Headcount reduction is not a measure of lean improvement either. Lean is about reducing the time-line (lead time/ flow time) of a process. Headcount tells us nothing about this, and may lead us in the opposite direction.
So the measures are wrong. But large organisations face the problem of comparing (or accumulating) measures across a wide variety of locations. That’s why headcount is used as the principal measure – it is easy to understand, compare and accumulate. But that does not make it lean. Lead time reduction is a measure of process improvement, but it is not a measure you can compare across diverse processes, or accumulate. That means it is not something you can report to shareholders, or discuss meaningfully at management meetings.
Capacity is a better measure, but it is still not something you can “bank”. The purpose of lean is to remove “waste” from a process and, therefore, create available capacity which can then be made available for value-adding work. The financial benefit of lean comes, not from reducing headcount, but from using the capacity you have created (from waste) profitably. Trouble is, free capacity is difficult to explain as “good news”. Creating 10,000 hours of capacity, without having a clear strategy to use it profitably, may be taken very negatively!

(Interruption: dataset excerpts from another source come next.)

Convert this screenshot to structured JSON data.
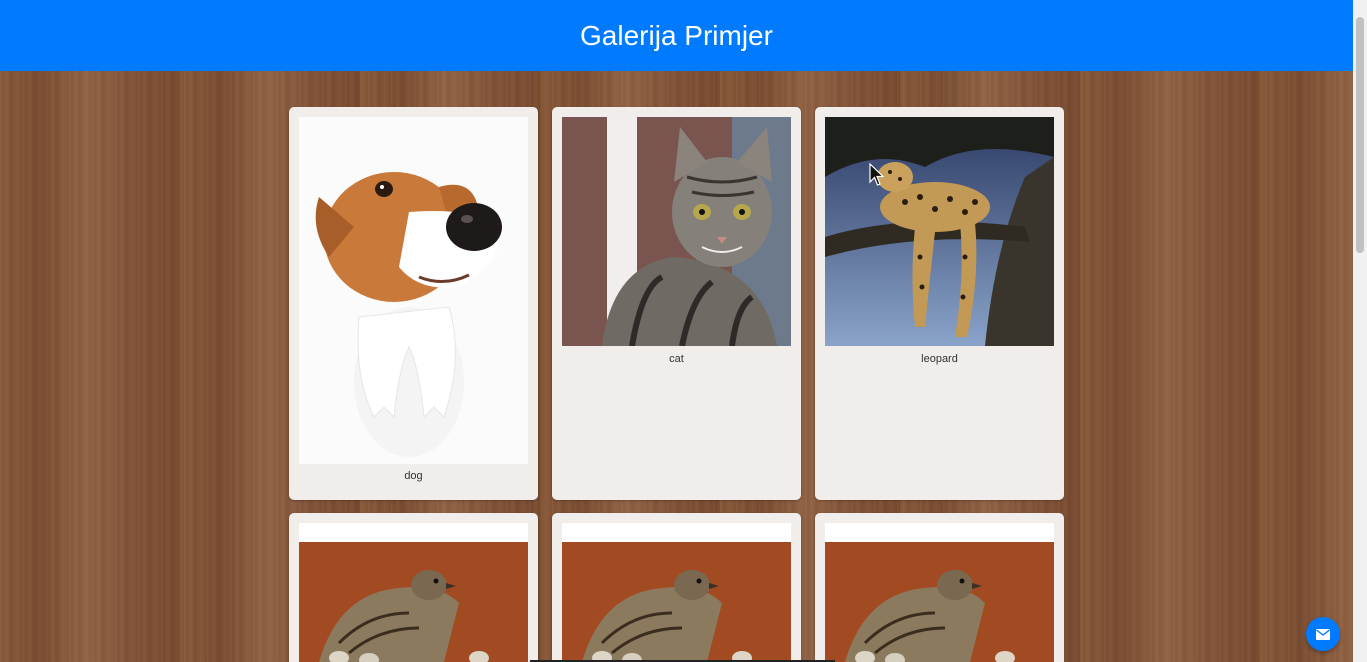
{
  "header": {
    "title": "Galerija Primjer"
  },
  "gallery": {
    "items": [
      {
        "caption": "dog"
      },
      {
        "caption": "cat"
      },
      {
        "caption": "leopard"
      },
      {
        "caption": ""
      },
      {
        "caption": ""
      },
      {
        "caption": ""
      }
    ]
  },
  "colors": {
    "header": "#007bff",
    "card": "#f1edea",
    "wood": "#83563a"
  },
  "icons": {
    "contact": "envelope-icon",
    "pointer": "cursor-icon"
  }
}
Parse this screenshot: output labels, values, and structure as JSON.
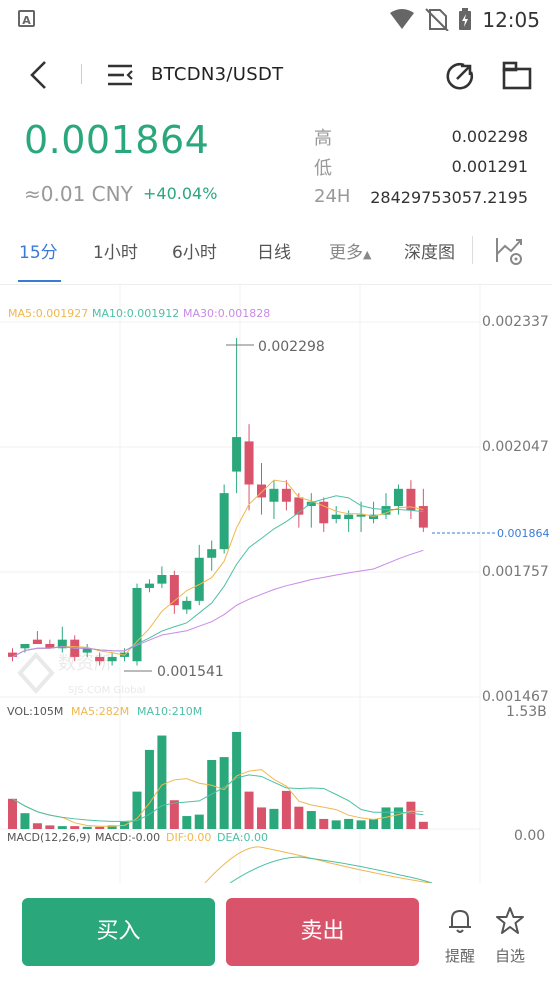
{
  "status_bar": {
    "time": "12:05",
    "app_badge": "A"
  },
  "header": {
    "pair": "BTCDN3/USDT"
  },
  "ticker": {
    "price": "0.001864",
    "cny": "≈0.01 CNY",
    "change": "+40.04%",
    "high_label": "高",
    "high_value": "0.002298",
    "low_label": "低",
    "low_value": "0.001291",
    "vol_label": "24H",
    "vol_value": "28429753057.2195"
  },
  "tabs": [
    {
      "label": "15分"
    },
    {
      "label": "1小时"
    },
    {
      "label": "6小时"
    },
    {
      "label": "日线"
    },
    {
      "label": "更多"
    },
    {
      "label": "深度图"
    }
  ],
  "colors": {
    "up": "#2aa77b",
    "down": "#d9546a",
    "ma5": "#f0b74e",
    "ma10": "#4cc0a5",
    "ma30": "#c98ae8",
    "accent": "#3a7bd5"
  },
  "chart_data": {
    "type": "candlestick",
    "legend": {
      "ma5": "MA5:0.001927",
      "ma10": "MA10:0.001912",
      "ma30": "MA30:0.001828"
    },
    "y_ticks": [
      "0.002337",
      "0.002047",
      "0.001757",
      "0.001467"
    ],
    "ylim": [
      0.001467,
      0.002337
    ],
    "max_label": "0.002298",
    "min_label": "0.001541",
    "last_price_label": "0.001864",
    "watermark": "SJS.COM Global",
    "candles": [
      [
        0.00157,
        0.00158,
        0.00156,
        0.00155
      ],
      [
        0.00158,
        0.00159,
        0.00159,
        0.00157
      ],
      [
        0.0016,
        0.00162,
        0.00159,
        0.00159
      ],
      [
        0.00159,
        0.0016,
        0.00158,
        0.00158
      ],
      [
        0.00158,
        0.00163,
        0.0016,
        0.00157
      ],
      [
        0.0016,
        0.00161,
        0.00156,
        0.00155
      ],
      [
        0.00157,
        0.00159,
        0.00158,
        0.00156
      ],
      [
        0.00156,
        0.00157,
        0.00155,
        0.00154
      ],
      [
        0.00155,
        0.00157,
        0.00156,
        0.00154
      ],
      [
        0.00156,
        0.00158,
        0.00157,
        0.00155
      ],
      [
        0.00155,
        0.00173,
        0.00172,
        0.00154
      ],
      [
        0.00172,
        0.00174,
        0.00173,
        0.00171
      ],
      [
        0.00173,
        0.00177,
        0.00175,
        0.00172
      ],
      [
        0.00175,
        0.00176,
        0.00168,
        0.00166
      ],
      [
        0.00167,
        0.0017,
        0.00169,
        0.00166
      ],
      [
        0.00169,
        0.00182,
        0.00179,
        0.00168
      ],
      [
        0.00179,
        0.00183,
        0.00181,
        0.00176
      ],
      [
        0.00181,
        0.00196,
        0.00194,
        0.0018
      ],
      [
        0.00199,
        0.0023,
        0.00207,
        0.00194
      ],
      [
        0.00206,
        0.0021,
        0.00196,
        0.0019
      ],
      [
        0.00196,
        0.00201,
        0.00193,
        0.00189
      ],
      [
        0.00192,
        0.00197,
        0.00195,
        0.00188
      ],
      [
        0.00195,
        0.00197,
        0.00192,
        0.0019
      ],
      [
        0.00193,
        0.00194,
        0.00189,
        0.00186
      ],
      [
        0.00191,
        0.00194,
        0.00192,
        0.00186
      ],
      [
        0.00192,
        0.00193,
        0.00187,
        0.00185
      ],
      [
        0.00188,
        0.00191,
        0.00189,
        0.00187
      ],
      [
        0.00188,
        0.0019,
        0.00189,
        0.00185
      ],
      [
        0.00189,
        0.00192,
        0.00189,
        0.00185
      ],
      [
        0.00188,
        0.00192,
        0.00189,
        0.00187
      ],
      [
        0.00189,
        0.00194,
        0.00191,
        0.00188
      ],
      [
        0.00191,
        0.00196,
        0.00195,
        0.00189
      ],
      [
        0.00195,
        0.00197,
        0.0019,
        0.00188
      ],
      [
        0.00191,
        0.00195,
        0.00186,
        0.00185
      ]
    ],
    "volume": {
      "legend": {
        "vol": "VOL:105M",
        "ma5": "MA5:282M",
        "ma10": "MA10:210M"
      },
      "top_label": "1.53B",
      "values": [
        0.42,
        0.22,
        0.08,
        0.05,
        0.04,
        0.04,
        0.03,
        0.03,
        0.05,
        0.1,
        0.52,
        1.1,
        1.3,
        0.4,
        0.18,
        0.2,
        0.96,
        1.0,
        1.35,
        0.52,
        0.3,
        0.28,
        0.53,
        0.31,
        0.25,
        0.14,
        0.12,
        0.14,
        0.12,
        0.14,
        0.3,
        0.3,
        0.38,
        0.1
      ]
    },
    "macd": {
      "legend": {
        "title": "MACD(12,26,9)",
        "macd": "MACD:-0.00",
        "dif": "DIF:0.00",
        "dea": "DEA:0.00"
      },
      "zero_label": "0.00"
    }
  },
  "bottom": {
    "buy": "买入",
    "sell": "卖出",
    "alert": "提醒",
    "favorite": "自选"
  }
}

I suggest that net cashflow (cash in less cash out) is the best way to measure improvement. It is tangible and relatively easy to understand, and it can be aggregated in management reports and discussed meaningfully at management and shareholder meetings. Cashflow is a great measure of lean in a manufacturing environment because inventory levels can be reduced relatively quickly freeing up lots of cash. In service environments, stock becomes much less significant, so the cashflow measure becomes trickier. Where people costs are the major element in the process then there is also the danger that cashflow reduction becomes a proxy for headcount reduction. However, for most processes, we should be able to develop some simple ratios which reflect process improvement by showing the increasing speed of cashflow – for example, a measure of cash turns (similar to the lean measure of inventory turns used in manufacturing).
To make net cashflow (or cash turns, or similar) a worthwhile measure of improvement we need to determine the cashflow of the current state and make cashflow projections for various future states – for example, the cashflow when waste has been removed from a process but not yet used; and the cashflow that will be generated when that free capacity is used profitably (to do more revenue generating work with the same resources).
Perhaps, then, the ultimate measure of lean improvement is the cashflow profile of the Value Stream over time (say three to five years).